There is no strict dress code for attending fights, and you can dress casually. However, for "tamari" seats closest to the ring, the rules are stricter: certain sharp objects or bulky accessories are prohibited for safety reasons, as wrestlers are sometimes thrown out of the circle violently. Plan to arrive early to enjoy the building atmosphere and fights from lower divisions, often spectacular. The Kokugikan has restaurants and stands offering bento and local specialties. Don't forget to keep time after tournaments to explore the Ryogoku district and perhaps taste an authentic chanko-nabe. Thanks to the Ryo itinerary to visit Tokyo, you can easily integrate this unique experience into your discovery of the Japanese capital.

In conclusion, discovering the ancient martial art of sumo in Japan represents much more than a simple sporting experience. It is a deep immersion into the traditions, rituals and values that have shaped Japanese culture through the centuries. Whether you attend a grand tournament in the electric atmosphere of Ryogoku Kokugikan, observe the rigorous morning training in a heya or explore the sumo museum, each moment brings you closer to this fascinating universe where Shinto spirituality, athletic prowess and strict codes of honor blend. Sumo embodies the very essence of traditional Japan while continuing to evolve and captivate crowds in the modern world. During your next trip to the Land of the Rising Sun, let Ryo guide you to discover Tokyo and don't miss the unique opportunity to witness this millennial spectacle that will mark you forever.

FAQ

1. Can you attend a sumo training session for free in Tokyo?

Some sumo stables accept visitors to observe morning training for free, but it is imperative to book in advance and respect strict rules (silence, arrival before the start of the session, prohibition on photographing). Guided tours organized by specialized agencies, although paid (around 80-120 euros), offer a more comfortable experience with explanations in English.

2. What is the best time to see sumo in Japan?

The six grand tournaments take place in January, March, May, July, September and November. In Tokyo, you can attend tournaments in January, May and September. It is recommended to book your tickets two to three months in advance to get good seats, particularly for the last days of the tournament when the sporting stakes reach their peak.

3. How long does a sumo fight last?

Paradoxically, while preparatory rituals can last up to four minutes, the fight itself generally lasts only a few seconds, rarely more than a minute. It is this explosive brevity after long tension that makes all the charm and intensity of sumo. A complete tournament day lasts about six hours, from 8:45 AM to 6 PM, with several dozen successive fights.

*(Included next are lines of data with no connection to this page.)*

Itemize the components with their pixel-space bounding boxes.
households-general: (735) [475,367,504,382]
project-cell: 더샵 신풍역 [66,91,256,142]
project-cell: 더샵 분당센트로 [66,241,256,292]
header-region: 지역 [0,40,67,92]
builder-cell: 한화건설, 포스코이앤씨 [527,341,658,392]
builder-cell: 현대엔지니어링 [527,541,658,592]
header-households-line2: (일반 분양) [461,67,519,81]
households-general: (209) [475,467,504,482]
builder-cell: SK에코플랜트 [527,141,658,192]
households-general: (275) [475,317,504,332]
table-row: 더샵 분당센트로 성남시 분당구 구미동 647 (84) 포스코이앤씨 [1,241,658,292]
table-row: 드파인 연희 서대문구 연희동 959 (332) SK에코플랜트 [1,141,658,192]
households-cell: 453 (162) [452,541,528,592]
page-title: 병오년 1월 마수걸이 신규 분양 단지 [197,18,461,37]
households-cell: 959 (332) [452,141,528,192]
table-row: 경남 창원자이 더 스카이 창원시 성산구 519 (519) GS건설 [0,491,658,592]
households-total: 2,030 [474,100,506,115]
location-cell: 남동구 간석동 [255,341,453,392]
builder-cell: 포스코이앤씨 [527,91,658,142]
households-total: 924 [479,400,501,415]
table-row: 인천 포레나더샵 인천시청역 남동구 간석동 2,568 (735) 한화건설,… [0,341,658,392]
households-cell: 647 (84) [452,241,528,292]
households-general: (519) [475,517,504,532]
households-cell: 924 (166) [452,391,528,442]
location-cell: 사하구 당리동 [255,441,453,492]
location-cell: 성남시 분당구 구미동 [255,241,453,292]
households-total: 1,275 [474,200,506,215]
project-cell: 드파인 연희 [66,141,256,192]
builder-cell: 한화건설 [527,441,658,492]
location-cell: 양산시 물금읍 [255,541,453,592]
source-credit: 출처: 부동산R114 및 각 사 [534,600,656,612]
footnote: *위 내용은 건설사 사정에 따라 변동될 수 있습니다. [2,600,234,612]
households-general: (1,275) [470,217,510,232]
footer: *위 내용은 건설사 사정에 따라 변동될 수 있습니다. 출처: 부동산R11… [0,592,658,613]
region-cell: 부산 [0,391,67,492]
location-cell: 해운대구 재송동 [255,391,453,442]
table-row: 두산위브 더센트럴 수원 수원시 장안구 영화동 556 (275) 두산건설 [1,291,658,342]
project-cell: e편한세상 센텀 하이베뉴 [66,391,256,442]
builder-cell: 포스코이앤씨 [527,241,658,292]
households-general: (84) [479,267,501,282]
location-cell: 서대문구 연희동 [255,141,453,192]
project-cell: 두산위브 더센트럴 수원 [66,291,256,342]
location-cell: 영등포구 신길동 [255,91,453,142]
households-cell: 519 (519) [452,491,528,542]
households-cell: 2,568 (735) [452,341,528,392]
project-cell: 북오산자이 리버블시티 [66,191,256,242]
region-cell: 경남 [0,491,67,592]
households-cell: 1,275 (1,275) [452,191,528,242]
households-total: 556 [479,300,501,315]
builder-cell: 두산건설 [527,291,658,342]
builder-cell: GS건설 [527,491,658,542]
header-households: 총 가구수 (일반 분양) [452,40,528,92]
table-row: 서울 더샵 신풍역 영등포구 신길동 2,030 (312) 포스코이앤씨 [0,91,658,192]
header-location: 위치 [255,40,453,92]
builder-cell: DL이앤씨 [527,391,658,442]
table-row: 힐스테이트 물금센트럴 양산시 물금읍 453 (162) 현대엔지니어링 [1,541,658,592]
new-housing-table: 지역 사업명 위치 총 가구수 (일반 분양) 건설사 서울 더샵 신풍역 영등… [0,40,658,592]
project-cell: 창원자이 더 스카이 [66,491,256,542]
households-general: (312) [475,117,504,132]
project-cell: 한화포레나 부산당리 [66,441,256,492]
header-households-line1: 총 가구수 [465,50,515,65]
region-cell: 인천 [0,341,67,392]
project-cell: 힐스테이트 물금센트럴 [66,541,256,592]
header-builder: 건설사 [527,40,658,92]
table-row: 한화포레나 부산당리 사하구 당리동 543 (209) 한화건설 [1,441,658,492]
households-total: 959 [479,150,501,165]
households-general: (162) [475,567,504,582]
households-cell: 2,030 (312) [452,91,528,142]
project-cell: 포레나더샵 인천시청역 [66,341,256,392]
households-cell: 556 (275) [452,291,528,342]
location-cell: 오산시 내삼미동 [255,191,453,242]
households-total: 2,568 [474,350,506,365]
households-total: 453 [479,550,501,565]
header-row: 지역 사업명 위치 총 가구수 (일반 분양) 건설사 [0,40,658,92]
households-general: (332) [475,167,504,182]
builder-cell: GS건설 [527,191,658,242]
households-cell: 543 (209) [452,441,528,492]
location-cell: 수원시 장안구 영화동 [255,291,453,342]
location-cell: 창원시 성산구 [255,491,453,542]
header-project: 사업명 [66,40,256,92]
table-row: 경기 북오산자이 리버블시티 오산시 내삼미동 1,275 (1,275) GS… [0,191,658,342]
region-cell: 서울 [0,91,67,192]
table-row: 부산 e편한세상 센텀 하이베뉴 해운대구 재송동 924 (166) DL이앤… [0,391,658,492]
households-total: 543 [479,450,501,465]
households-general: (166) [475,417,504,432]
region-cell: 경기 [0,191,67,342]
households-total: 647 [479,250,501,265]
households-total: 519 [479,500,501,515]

4. Can women practice professional sumo?

No, Japanese professional sumo remains exclusively male due to Shinto traditions considering women as impure during certain periods. Women cannot even step onto the dohyō, including for official ceremonies. However, women's amateur sumo exists and is developing, with international competitions, but it does not benefit from the same recognition nor the same professional structure as men's sumo.

5. How much does a professional sumo wrestler earn?

Income varies considerably according to rank. Wrestlers from lower divisions only receive a modest monthly allowance (around 1,000 euros), while a yokozuna can earn more than 250,000 euros per year in basic salary, not counting tournament victory bonuses, advertising income and media appearances that can multiply these sums by two or three. Most rikishi however live in their stable and benefit from free housing and food.